To Edmund Randolph
Mount Vernon 10th Feby 1784
A short time before I came home I received a power of Attorney from the Earl of Tankerville, & his Brother, the Honorable Mr Bennett; authorising Colo. Hooe, (miscalled Howe,)yourself & me, to dispose of property belonging to the latter in this State. Letters, from Lord Tankerville & the Countess his Mother, to me, accompanied the Power, expressive of their wishes that I would accept the trust; but the deranged situation of my own private concerns, which have in a manner undergone a complete suspension of almost nine years, and the intricately involved Affairs of some others, which, unfortunately for them, & painful in the reflection to me, were committed to my care; puts it absolutely out of my power to engage in any new matters, without violence to my own convenience, & injury to those I have in hand. Of this I have informed her Ladyship & my Lord; at the same time I assured them that the trust could not be reposed in better hands than Colo.
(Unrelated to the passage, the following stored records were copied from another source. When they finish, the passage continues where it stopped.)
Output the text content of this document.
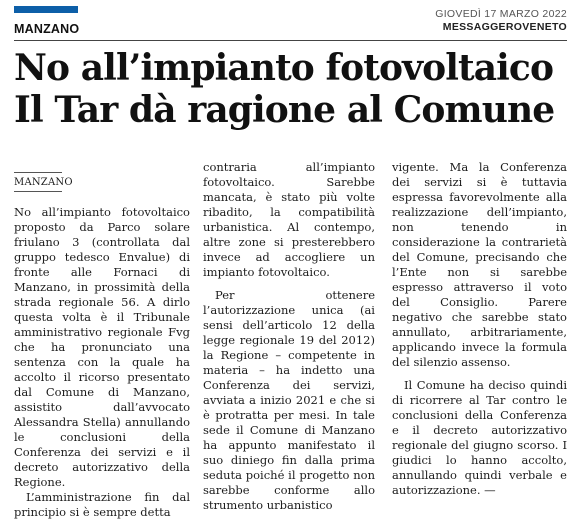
MANZANO
GIOVEDÌ 17 MARZO 2022
MESSAGGEROVENETO
No all’impianto fotovoltaico
Il Tar dà ragione al Comune
MANZANO

No all’impianto fotovoltaico proposto da Parco solare friulano 3 (controllata dal gruppo tedesco Envalue) di fronte alle Fornaci di Manzano, in prossimità della strada regionale 56. A dirlo questa volta è il Tribunale amministrativo regionale Fvg che ha pronunciato una sentenza con la quale ha accolto il ricorso presentato dal Comune di Manzano, assistito dall’avvocato Alessandra Stella) annullando le conclusioni della Conferenza dei servizi e il decreto autorizzativo della Regione.

L’amministrazione fin dal principio si è sempre detta

contraria all’impianto fotovoltaico. Sarebbe mancata, è stato più volte ribadito, la compatibilità urbanistica. Al contempo, altre zone si presterebbero invece ad accogliere un impianto fotovoltaico.

Per ottenere l’autorizzazione unica (ai sensi dell’articolo 12 della legge regionale 19 del 2012) la Regione – competente in materia – ha indetto una Conferenza dei servizi, avviata a inizio 2021 e che si è protratta per mesi. In tale sede il Comune di Manzano ha appunto manifestato il suo diniego fin dalla prima seduta poiché il progetto non sarebbe conforme allo strumento urbanistico

vigente. Ma la Conferenza dei servizi si è tuttavia espressa favorevolmente alla realizzazione dell’impianto, non tenendo in considerazione la contrarietà del Comune, precisando che l’Ente non si sarebbe espresso attraverso il voto del Consiglio. Parere negativo che sarebbe stato annullato, arbitrariamente, applicando invece la formula del silenzio assenso.

Il Comune ha deciso quindi di ricorrere al Tar contro le conclusioni della Conferenza e il decreto autorizzativo regionale del giugno scorso. I giudici lo hanno accolto, annullando quindi verbale e autorizzazione. —
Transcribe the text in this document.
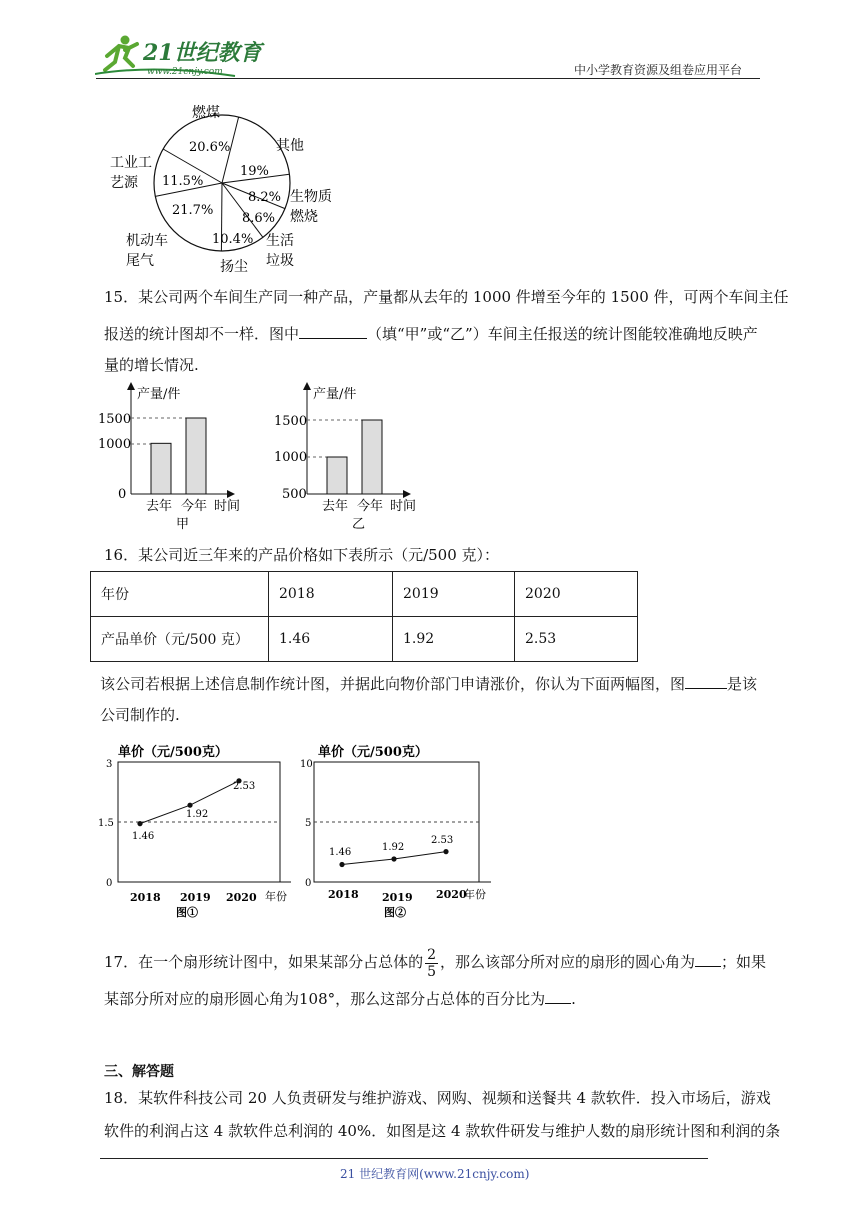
21世纪教育
www.21cnjy.com	中小学教育资源及组卷应用平台
燃煤
其他
工业工
艺源
生物质
燃烧
机动车
尾气	扬尘
生活
垃圾
20.6%
19%
11.5%
8.2%
21.7%
8.6%
10.4%
15．某公司两个车间生产同一种产品，产量都从去年的 1000 件增至今年的 1500 件，可两个车间主任
报送的统计图却不一样．图中	（填“甲”或“乙”）车间主任报送的统计图能较准确地反映产
量的增长情况.
产量/件
1500
1000
0
去年 今年 时间
甲
产量/件
1500
1000
500
去年 今年 时间
乙
16．某公司近三年来的产品价格如下表所示（元/500 克）：
年份	2018	2019	2020
产品单价（元/500 克）	1.46	1.92	2.53
该公司若根据上述信息制作统计图，并据此向物价部门申请涨价，你认为下面两幅图，图	是该
公司制作的.
单价（元/500克）
3
1.5
0
1.46
1.92
2.53
2018 2019 2020 年份
图①
单价（元/500克）
10
5
0
1.46	1.92
2.53
2018 2019 2020
年份
图②
17．在一个扇形统计图中，如果某部分占总体的 $\frac{2}{5}$ ，那么该部分所对应的扇形的圆心角为 ；如果
某部分所对应的扇形圆心角为108°，那么这部分占总体的百分比为 .
三、解答题
18．某软件科技公司 20 人负责研发与维护游戏、网购、视频和送餐共 4 款软件．投入市场后，游戏
软件的利润占这 4 款软件总利润的 40%．如图是这 4 款软件研发与维护人数的扇形统计图和利润的条
21 世纪教育网(www.21cnjy.com)
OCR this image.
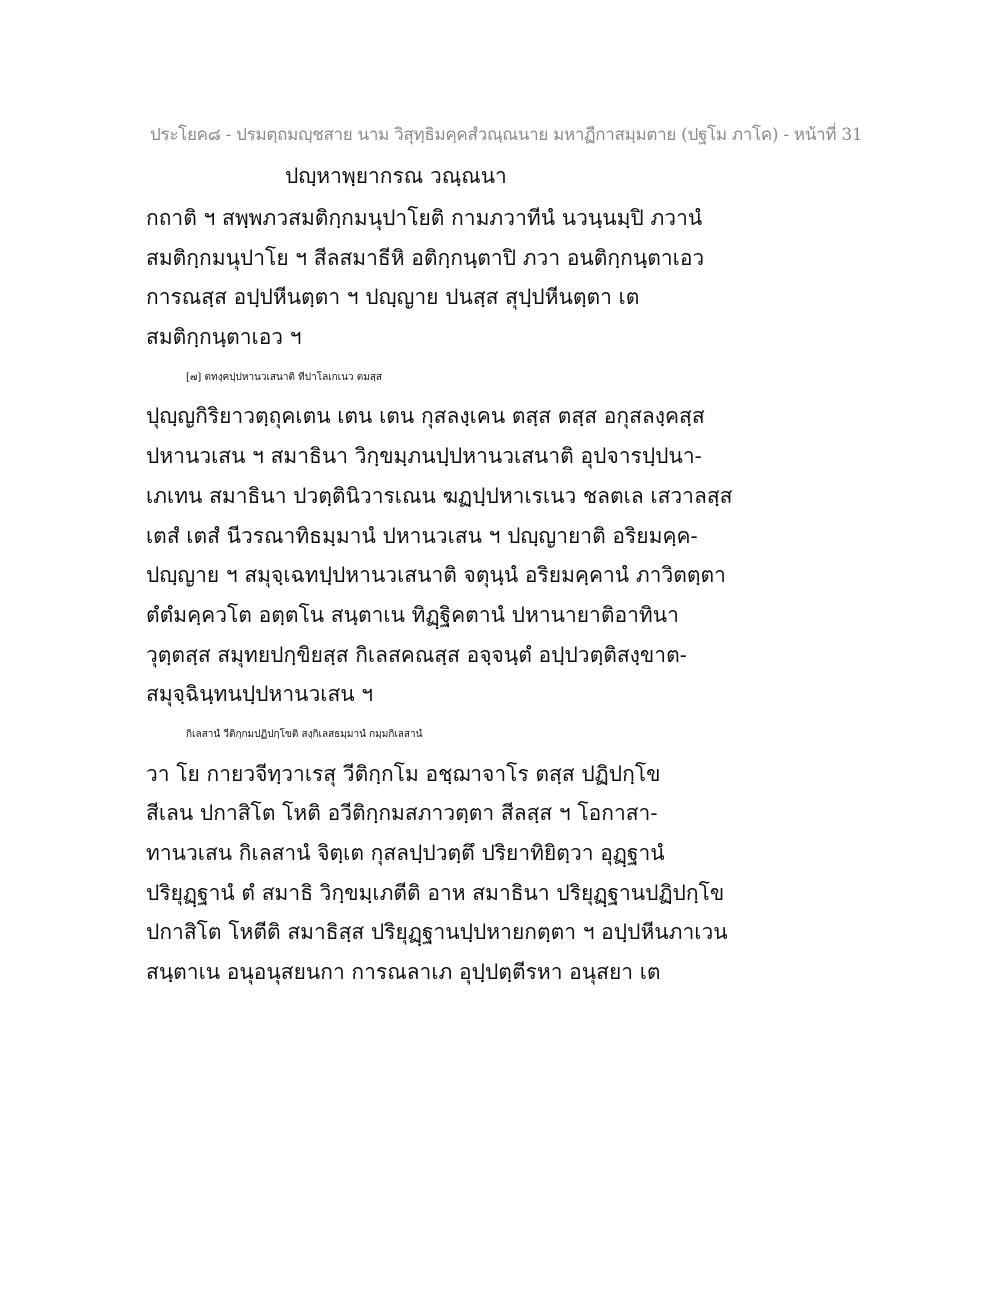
ประโยค๘ - ปรมตฺถมญฺชสาย นาม วิสุทฺธิมคฺคสํวณฺณนาย มหาฏีกาสมฺมตาย (ปฐโม ภาโค) - หน้าที่ 31
ปญฺหาพฺยากรณ วณฺณนา
กถาติ ฯ สพฺพภวสมติกฺกมนุปาโยติ กามภวาทีนํ นวนฺนมฺปิ ภวานํ
สมติกฺกมนุปาโย ฯ สีลสมาธีหิ อติกฺกนฺตาปิ ภวา อนติกฺกนฺตาเอว
การณสฺส อปฺปหีนตฺตา ฯ ปญฺญาย ปนสฺส สุปฺปหีนตฺตา เต
สมติกฺกนฺตาเอว ฯ
[๗] ตทงฺคปฺปหานวเสนาติ ทีปาโลเกเนว ตมสฺส
ปุญฺญกิริยาวตฺถุคเตน เตน เตน กุสลงฺเคน ตสฺส ตสฺส อกุสลงฺคสฺส
ปหานวเสน ฯ สมาธินา วิกฺขมฺภนปฺปหานวเสนาติ อุปจารปฺปนา-
เภเทน สมาธินา ปวตฺตินิวารเณน ฆฏปฺปหาเรเนว ชลตเล เสวาลสฺส
เตสํ เตสํ นีวรณาทิธมฺมานํ ปหานวเสน ฯ ปญฺญายาติ อริยมคฺค-
ปญฺญาย ฯ สมุจฺเฉทปฺปหานวเสนาติ จตุนฺนํ อริยมคฺคานํ ภาวิตตฺตา
ตํตํมคฺควโต อตฺตโน สนฺตาเน ทิฏฺฐิคตานํ ปหานายาติอาทินา
วุตฺตสฺส สมุทยปกฺขิยสฺส กิเลสคณสฺส อจฺจนฺตํ อปฺปวตฺติสงฺขาต-
สมุจฺฉินฺทนปฺปหานวเสน ฯ
กิเลสานํ วีติกฺกมปฏิปกฺโขติ สงฺกิเลสธมฺมานํ กมฺมกิเลสานํ
วา โย กายวจีทฺวาเรสุ วีติกฺกโม อชฺฌาจาโร ตสฺส ปฏิปกฺโข
สีเลน ปกาสิโต โหติ อวีติกฺกมสภาวตฺตา สีลสฺส ฯ โอกาสา-
ทานวเสน กิเลสานํ จิตฺเต กุสลปฺปวตฺตึ ปริยาทิยิตฺวา อุฏฺฐานํ
ปริยุฏฺฐานํ ตํ สมาธิ วิกฺขมฺเภตีติ อาห สมาธินา ปริยุฏฺฐานปฏิปกฺโข
ปกาสิโต โหตีติ สมาธิสฺส ปริยุฏฺฐานปฺปหายกตฺตา ฯ อปฺปหีนภาเวน
สนฺตาเน อนุอนุสยนกา การณลาเภ อุปฺปตฺตีรหา อนุสยา เต
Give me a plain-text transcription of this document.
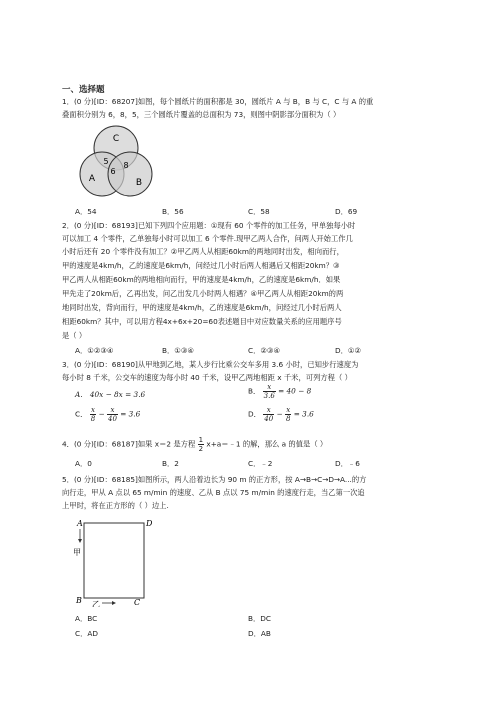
一、选择题
1．(0 分)[ID：68207]如图，每个圆纸片的面积都是 30，圆纸片 A 与 B，B 与 C，C 与 A 的重
叠面积分别为 6，8，5，三个圆纸片覆盖的总面积为 73，则图中阴影部分面积为（ ）
C
A	B
5
6
8
A．54	B．56	C．58	D．69
2．(0 分)[ID：68193]已知下列四个应用题：①现有 60 个零件的加工任务，甲单独每小时
可以加工 4 个零件，乙单独每小时可以加工 6 个零件.现甲乙两人合作，问两人开始工作几
小时后还有 20 个零件没有加工？②甲乙两人从相距60km的两地同时出发，相向而行，
甲的速度是4km/h，乙的速度是6km/h，问经过几小时后两人相遇后又相距20km？③
甲乙两人从相距60km的两地相向而行，甲的速度是4km/h，乙的速度是6km/h．如果
甲先走了20km后，乙再出发，问乙出发几小时两人相遇？④甲乙两人从相距20km的两
地同时出发，背向而行，甲的速度是4km/h，乙的速度是6km/h，问经过几小时后两人
相距60km？其中，可以用方程4x+6x+20=60表述题目中对应数量关系的应用题序号
是（ ）
A．①②③④	B．①③④	C．②③④	D．①②
3．(0 分)[ID：68190]从甲地到乙地，某人步行比乘公交车多用 3.6 小时，已知步行速度为
每小时 8 千米，公交车的速度为每小时 40 千米，设甲乙两地相距 x 千米，可列方程（ ）
A． 40x − 8x = 3.6	B． $\frac{x}{3.6} = 40 - 8$
C． $\frac{x}{8} - \frac{x}{40} = 3.6$	D． $\frac{x}{40} - \frac{x}{8} = 3.6$
4．(0 分)[ID：68187]如果 x＝2 是方程 $\frac{1}{2}$ x+a＝﹣1 的解，那么 a 的值是（ ）
A．0	B．2	C．﹣2	D．﹣6
5．(0 分)[ID：68185]如图所示，两人沿着边长为 90 m 的正方形，按 A→B→C→D→A...的方
向行走，甲从 A 点以 65 m/min 的速度、乙从 B 点以 75 m/min 的速度行走，当乙第一次追
上甲时，将在正方形的（ ）边上.
A	D
B	C
甲
乙
A．BC	B．DC
C．AD	D．AB
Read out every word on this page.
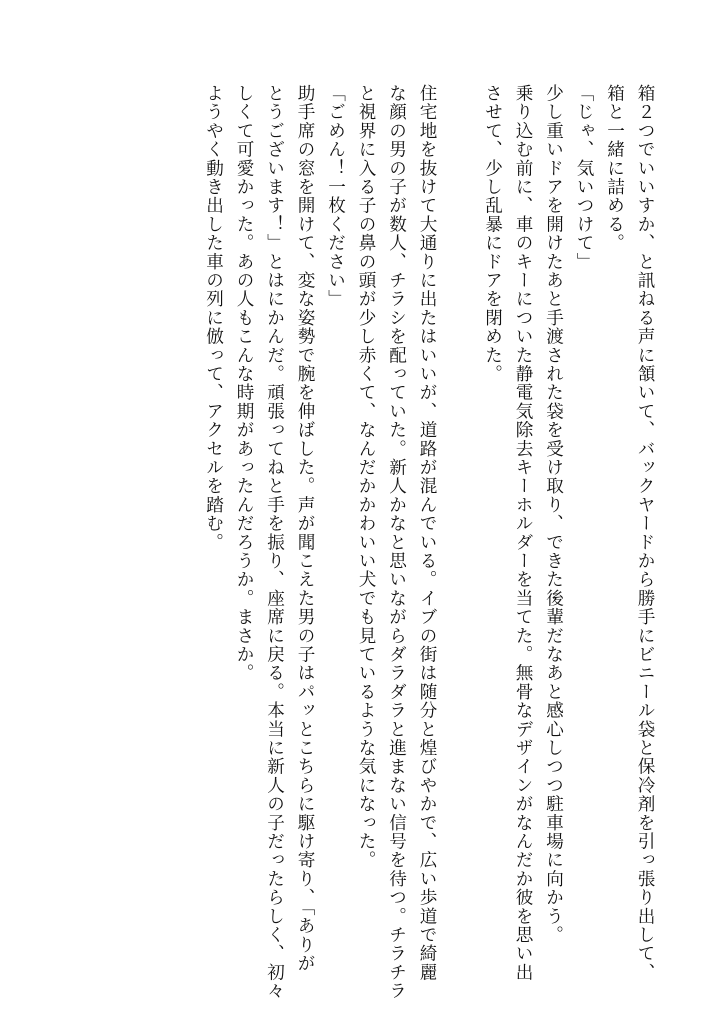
箱２つでいいすか、と訊ねる声に頷いて、バックヤードから勝手にビニール袋と保冷剤を引っ張り出して、
箱と一緒に詰める。
「じゃ、気いつけて」
少し重いドアを開けたあと手渡された袋を受け取り、できた後輩だなあと感心しつつ駐車場に向かう。
乗り込む前に、車のキーについた静電気除去キーホルダーを当てた。無骨なデザインがなんだか彼を思い出
させて、少し乱暴にドアを閉めた。
住宅地を抜けて大通りに出たはいいが、道路が混んでいる。イブの街は随分と煌びやかで、広い歩道で綺麗
な顔の男の子が数人、チラシを配っていた。新人かなと思いながらダラダラと進まない信号を待つ。チラチラ
と視界に入る子の鼻の頭が少し赤くて、なんだかかわいい犬でも見ているような気になった。
「ごめん！一枚ください」
助手席の窓を開けて、変な姿勢で腕を伸ばした。声が聞こえた男の子はパッとこちらに駆け寄り、「ありが
とうございます！」とはにかんだ。頑張ってねと手を振り、座席に戻る。本当に新人の子だったらしく、初々
しくて可愛かった。あの人もこんな時期があったんだろうか。まさか。
ようやく動き出した車の列に倣って、アクセルを踏む。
Hooe’s (who consents to act & has the Power) & yours, who I took the liberty to say, would either accept the appointment or inform them of the contrary.1 Mrs Washington joins me in best respects to Mrs Randolph, & with great truth & sincere friendship, I am, Dear sir, Your most Obedt & affecte Servant
Edmund Randolph (1753–1813) in 1784 was attorney general of Virginia. Until he became governor of Virginia in November 1786, he often handled legal matters in Richmond for GW. He was married to Elizabeth Nicholas, who died in 1810.